Uses and Gratification paradigm

    A Uses and Gratification approach will be used to develop and answer
    research questions. The current status of the uses and gratifications
    theory is still based on Katz's first analysis, people use media for
    many different purposes, but the uses and gratification approach is
    still extremely valid as technology moves the universe into an
    electronic information age. Advances in media technology have allowed
    consumers to be in more control of the media, and because
    uses-and-gratification perspective is based on the concept of an active
    audience, it is especially appropriate for studying new communication
    technologies (Rubin, 1989). The individual communicator is considered
    central to the study of media effects in uses and gratifications theory.
    In contrast to more direct effects explanations of new and traditional
    media, it is thought that a person must typically have some use for a
    medium or message in order for that medium or message to have potential
    influence (Katz, 1959).
    Concisely speaking, there are two main reasons why the uses and
    gratifications approach is used for this study.
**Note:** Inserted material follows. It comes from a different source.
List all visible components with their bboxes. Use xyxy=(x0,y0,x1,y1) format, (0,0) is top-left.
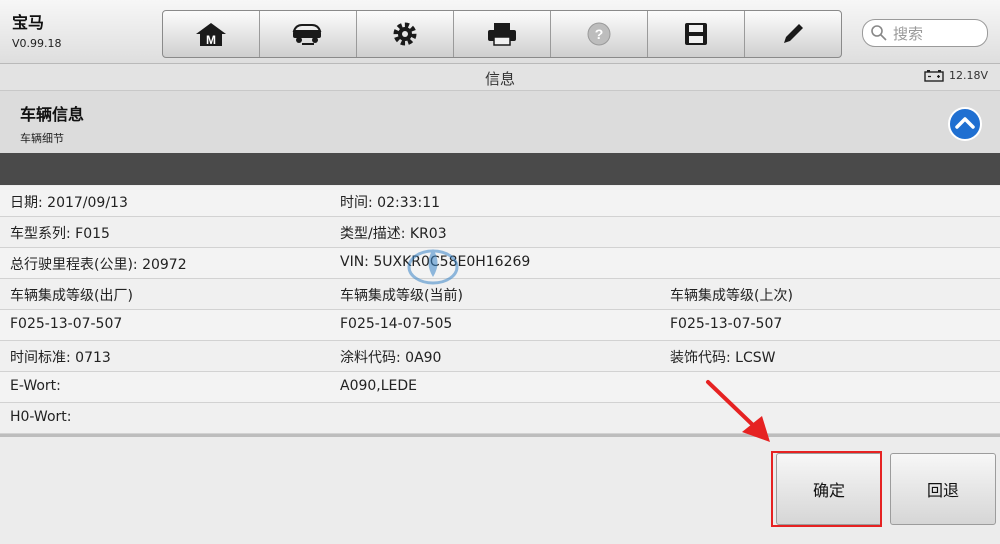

    1. New media have been studied repeatedly using a uses and gratification
    approach. A new medium may generate new motivations and gratifications
    obtained by its users. Over the past twenty years there have been studies
    of VCR by Levy (1980), videotex by Atwater et al. (1985), cable television
    by Heeter and Greenberg (1985), political computer bulletin boards by
    Garramone et al. (1986), another extensive look on video recorders by Rubin
    and Bantz (1989), and remote control devices by Perse and Ferguson (1993).

    It is within this line of research that this study examines Internet
    broadcasting. An analysis of users should take place as the Korean
    television and radio industries move onto the World Wide Web. As Severin
    and Tankard point out, media planners in many areas should be conducting
    more research on their potential audiences, and the gratifications those
    audiences are trying to obtain (1997, p.340). Pitkow and Recker add that
    the universal accessibility of information technologies means that the
    user population will be extremely diverse in terms of skills, experience,
    abilities, and backgrounds. A crucial ingredient to the success of such
    endeavors is an understanding of its user population
    (Pitkow & Recker, 1994, p.1).

    2. Another tenet of uses and gratification approach is that the audience
    is active, and the audience member's uses of the mass media is goal
    directed (Katz et al., 1974, p.21). Such is the case with Internet
    broadcasting. The web is highly interactive. Users of Internet broadcasting
    are in control of the flow and content of information they view or listen to.
    Its basic design requires the user to select or bypass "pages" of text or
    graphics. Unlike traditional media such as television and radio, web pages
    require continuous interaction from users. The users can select one web site
    or move through a series of web sites, which usually have several layers of
    screens of information to access. It is the users to make about how much
    information they want or need. The users can and have to seek sites which
    will best fit the motives they log on for, and then they determine if the
    sites are fulfilling their sought gratifications. These various levels of
    audience activity suggest that the uses and gratifications theory is an
    appropriate strategy to explore Internet broadcasting.

    Significance

    Finding patterns for this new media consumption among Korean international
    students will give the Korean media industry a better understanding of
    communication behavior of new media users. Also, it is crucial for media
    planners to monitor the position and direction of the audience to provide
    useful data for future business strategies and media studies.